La mujer de Paterson, Laura, está interpretada por la actriz de origen iraní Golshifteh Farahani y encarna a una joven ilusionada, feliz en sus pequeñas aficiones, contenta con lo que la vida le ofrece y esperanzada por un futuro que escudriña con gran optimismo. Consigue desprender una estética propia que atrae en su originalidad, blancos y negros, círculos y rayas u otras figuras geométrica, que dominan la decoración de su vivienda, sus vestidos, los pasteles que elabora e incluso el collar del perro. Laura es una fémina que, además, destaca por tener cierto parecido con Lota, la mujer pantera de La isla de las almas perdidas de Erle C. Kenton (Island of Lost Souls, 1932), no solo físicamente, sino también en su ingenuidad. Y para terminar de redondear ese hábitat íntimo que forma con Paterson, conquista y seduce la gran complicidad que se muestra entre la pareja, compartiendo momentos, aflicciones y esperanzas, aunque quizá deberíamos dejar aparte de este último apunte el tema de los mellizos.

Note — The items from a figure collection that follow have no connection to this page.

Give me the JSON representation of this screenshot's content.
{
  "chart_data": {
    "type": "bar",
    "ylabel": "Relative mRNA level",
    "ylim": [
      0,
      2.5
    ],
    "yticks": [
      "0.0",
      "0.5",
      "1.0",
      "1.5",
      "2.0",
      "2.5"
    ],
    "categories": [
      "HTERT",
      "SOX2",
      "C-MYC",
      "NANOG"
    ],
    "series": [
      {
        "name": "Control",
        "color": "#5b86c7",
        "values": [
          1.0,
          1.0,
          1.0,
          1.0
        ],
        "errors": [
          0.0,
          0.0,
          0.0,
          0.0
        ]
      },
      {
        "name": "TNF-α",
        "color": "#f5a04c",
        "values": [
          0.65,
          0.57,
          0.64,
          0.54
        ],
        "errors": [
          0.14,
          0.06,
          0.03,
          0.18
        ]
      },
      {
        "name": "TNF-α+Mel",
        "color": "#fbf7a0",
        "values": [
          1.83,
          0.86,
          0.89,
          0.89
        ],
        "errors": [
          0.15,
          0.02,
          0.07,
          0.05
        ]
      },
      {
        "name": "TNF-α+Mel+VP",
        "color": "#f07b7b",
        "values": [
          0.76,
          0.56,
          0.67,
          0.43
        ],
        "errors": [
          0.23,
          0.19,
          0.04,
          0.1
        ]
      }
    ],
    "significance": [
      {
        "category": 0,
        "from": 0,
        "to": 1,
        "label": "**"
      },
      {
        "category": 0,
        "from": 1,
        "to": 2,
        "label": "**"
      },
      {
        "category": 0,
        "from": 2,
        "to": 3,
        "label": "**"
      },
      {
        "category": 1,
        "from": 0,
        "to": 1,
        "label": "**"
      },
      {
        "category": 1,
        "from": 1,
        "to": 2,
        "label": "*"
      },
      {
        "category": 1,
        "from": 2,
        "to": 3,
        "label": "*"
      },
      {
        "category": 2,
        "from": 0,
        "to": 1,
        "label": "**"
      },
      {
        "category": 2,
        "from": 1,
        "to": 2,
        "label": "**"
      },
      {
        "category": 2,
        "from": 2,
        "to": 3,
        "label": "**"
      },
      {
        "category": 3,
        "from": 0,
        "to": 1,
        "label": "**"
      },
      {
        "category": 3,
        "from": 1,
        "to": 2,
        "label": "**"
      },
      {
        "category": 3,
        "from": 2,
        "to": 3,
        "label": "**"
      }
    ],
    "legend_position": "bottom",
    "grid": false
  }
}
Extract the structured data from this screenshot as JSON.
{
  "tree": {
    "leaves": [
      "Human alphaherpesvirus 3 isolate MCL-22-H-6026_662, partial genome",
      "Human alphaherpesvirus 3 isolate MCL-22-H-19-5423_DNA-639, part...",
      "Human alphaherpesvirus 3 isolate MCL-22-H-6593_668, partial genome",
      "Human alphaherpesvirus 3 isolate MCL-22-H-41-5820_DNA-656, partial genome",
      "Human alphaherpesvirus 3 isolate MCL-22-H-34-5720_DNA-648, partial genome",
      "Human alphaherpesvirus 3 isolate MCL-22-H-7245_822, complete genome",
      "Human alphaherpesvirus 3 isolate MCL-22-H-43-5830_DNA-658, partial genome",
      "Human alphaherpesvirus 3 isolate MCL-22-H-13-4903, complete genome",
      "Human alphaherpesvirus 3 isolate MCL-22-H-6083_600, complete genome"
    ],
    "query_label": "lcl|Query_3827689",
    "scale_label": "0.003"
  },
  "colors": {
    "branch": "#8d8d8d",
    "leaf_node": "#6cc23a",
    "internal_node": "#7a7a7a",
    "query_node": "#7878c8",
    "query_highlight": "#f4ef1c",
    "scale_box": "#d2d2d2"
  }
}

Y para finalizar, no nos olvidamos del tercer protagonista, del perro denominado Marvin en el filme, que lo observa todo, y toma sus propias decisiones cuando lo cree oportuno, ya eligiendo dictatorialmente caminos, ya destrozando tesoros ajenos o a la búsqueda del fastidio continuo, con cambios recurrentes en algún elemento del atrezo. Precisamente, al can, Nellie en la realidad, que falleció antes de que el largometraje se exhibiera en el Festival de Cannes, está dedicada la película. Hasta el final, Jarmusch nos envuelve de magia y nos regala un remate encantador, poco creíble por cierto, aunque eso, en este caso sea lo de menos, y cierra la historia como un cuento encantador en el que nos gustaría seguir habitando. El realizador nos obsequia en esta ocasión con una obra que no olvidaremos. Aciertaen tono, forma, modo y contenido. ¿Qué más se puede pedir?